少しして、1人の猫又が出てきた。茶トラの猫又だ。

「お久しぶりです!やよい婆ちゃん!お父さん!」

 この猫又はノブオ。又三とおすみがあの時に引き取って育てた子供だ。彼はあれから父に続き、猫又になったのだった。

「ノブちゃん立派になったわねぇ!また大きくなったんじゃない?」

「やだなぁ。僕はもう若いとはいえ200歳以上の大人ですよ。2人とも長旅疲れたでしょう。お茶用意しますね」

 ノブオは1人でこの山の一軒家に住んでいる。家の脇には、椎茸しいたけや、芋や、にんじん、猫草などが作られていた。

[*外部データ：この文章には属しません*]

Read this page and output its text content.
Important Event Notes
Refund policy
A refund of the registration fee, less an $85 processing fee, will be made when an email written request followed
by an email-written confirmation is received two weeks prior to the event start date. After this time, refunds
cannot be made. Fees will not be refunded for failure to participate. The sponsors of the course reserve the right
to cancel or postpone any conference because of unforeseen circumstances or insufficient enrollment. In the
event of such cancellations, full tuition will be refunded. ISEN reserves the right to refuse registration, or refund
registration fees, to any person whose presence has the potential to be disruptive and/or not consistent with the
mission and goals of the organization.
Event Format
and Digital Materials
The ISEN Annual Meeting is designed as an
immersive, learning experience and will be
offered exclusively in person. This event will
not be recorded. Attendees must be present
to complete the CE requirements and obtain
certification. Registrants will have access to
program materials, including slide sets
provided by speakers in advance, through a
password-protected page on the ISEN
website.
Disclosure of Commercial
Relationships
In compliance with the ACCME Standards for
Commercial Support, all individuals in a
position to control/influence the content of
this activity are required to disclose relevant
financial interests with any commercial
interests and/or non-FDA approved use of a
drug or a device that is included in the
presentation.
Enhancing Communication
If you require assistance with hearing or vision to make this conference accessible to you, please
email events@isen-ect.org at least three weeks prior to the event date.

 3人は仲良く談笑した後、外に出て小さな山を登っていった。そして、1本の大木の前に着いた。200年以上立っているであろうその木は、御神木の様になんとも言えない気を放っていた。又三、やよい婆、ノブオの3人はその根本に手を合わせた。

「お母さん。お父さんとやよい婆ちゃんが見えましたよ」

ノブオがいう。

 ここはその昔、又三とおすみが最後に過ごしたねぐらの場所だった。やよい婆ちゃんが木の根を触り、話しかける。

「おすみさん、又三さんはまだ、あなたの転生の姿を探しているわよ。そろそろ出会ってもいいんじゃないかしら?」

「え?お父さんまだ母さんを探してるの?まじかよ。ストーカーばりだなぁ」

 ノブオが呆れた様に言う。こう言う時の子供の言葉は素直で凶器だ。

 やよい婆ちゃんは横を向き、見えない様にしているが、肩を震わせ笑ってしまっているのか口を押さえている。

 又三は黙ってしゃがみ、下を向いて木の根に手を合わせていた。

 その顔は、した唇を突き出し、眉間にシワを寄せ、額に血管が浮き出ているようだった。


 又三はしばらく黙ってそこにいた。